We were hoping to see wild monkeys in Miyajima, the day before on Mount Misen, but there weren’t any in sight. So this time we were sure to see some, but first, we had to walk up a mountain, because the Monkey Park is pretty much on top of it. Actually, you have to go up some stairs, come to a shrine, where also the entrance is, then some more stairs leading up to the hiking trail onto the platform on top where most of the apes are because they are fed there. I was getting the flu and felt a bit weak, so I wasn’t that amused when I realised how much walking is involved. Still, the view was great, and we finally saw monkeys!
After we had walked back to the bridge, we made a short stop at the river, before going to another big attraction in Arashiyama, the Tenryuji Temple, a World Heritage Site. It is a beautiful temple with an exquisite garden. I just love Japanese gardens.

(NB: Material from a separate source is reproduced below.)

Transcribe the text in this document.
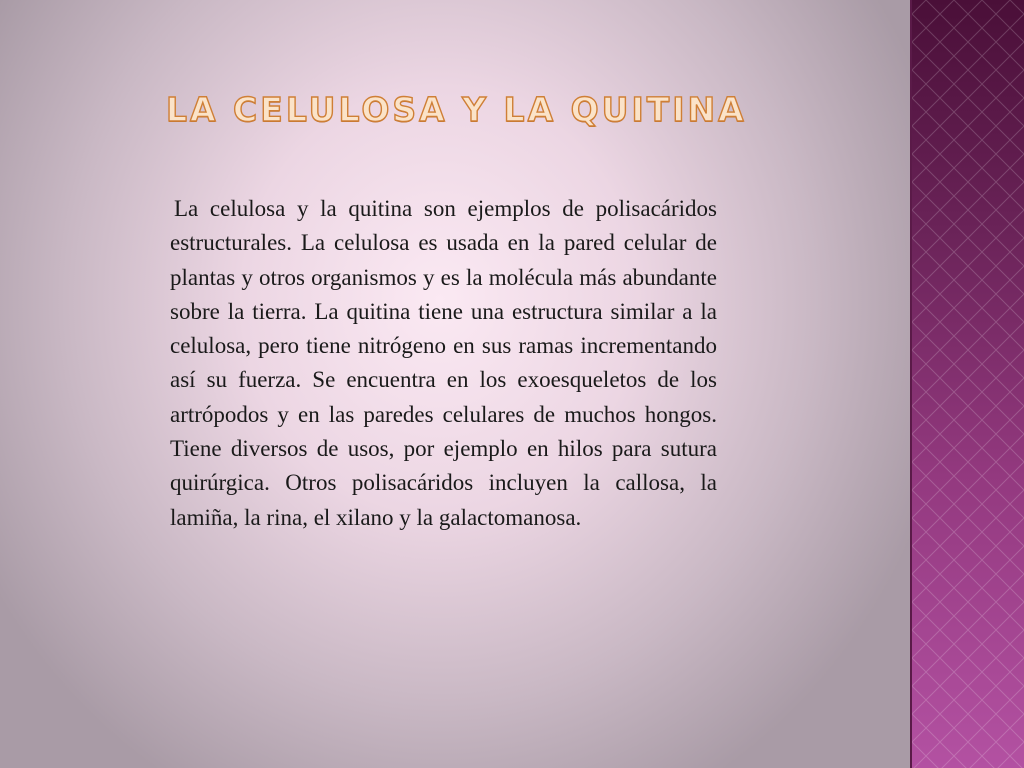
LA CELULOSA Y LA QUITINA

La celulosa y la quitina son ejemplos de polisacáridos estructurales. La celulosa es usada en la pared celular de plantas y otros organismos y es la molécula más abundante sobre la tierra. La quitina tiene una estructura similar a la celulosa, pero tiene nitrógeno en sus ramas incrementando así su fuerza. Se encuentra en los exoesqueletos de los artrópodos y en las paredes celulares de muchos hongos. Tiene diversos de usos, por ejemplo en hilos para sutura quirúrgica. Otros polisacáridos incluyen la callosa, la lamiña, la rina, el xilano y la galactomanosa.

From the beautiful garden of the temple, we could continue to the attraction, we were most excited for, the Bamboo Grove. It was pretty spectacular with the huge bamboo trees all around us.
At the end of the Bamboo Grove was the way to Okochi Sanso Villa and to the right would have been the trail to a string of fascinating looking temples like the Gioji Temple, the Adashino Nenbutsuji Temple and more. Unfortunately, it was already late. Most temples close at 5 p.m., and the last entrance is often 30 minutes before. So we walked back through the Bamboo Grove and came along the Nonomiya Shrine and then continued to the Saga Arashiyama Train Station to return to Kyoto Station.
Inside the Kyoto Station is this huge shopping mall which is primarily connected to the train station, and found the supermarket in the basement, after we went through a floor above that seemed to be dedicated entirely to cakes and cookies that looked delicious and strange at the same time. My friend was happy to find dried salami, and I was delighted that behind the supermarket was some kind of a food court with a multitude of foods to choose from. There I bought some takeaway and then we walked to the APA Hotel Kyoto-Eki Horikawa-Dori, to finally check in.
Our room was quite lovely, and the Onsen on the top floor was even more beautiful, with an inside and an outside Onsen as well as a little dry sauna. After dinner and some rest, we relaxed there a bit before going to sleep.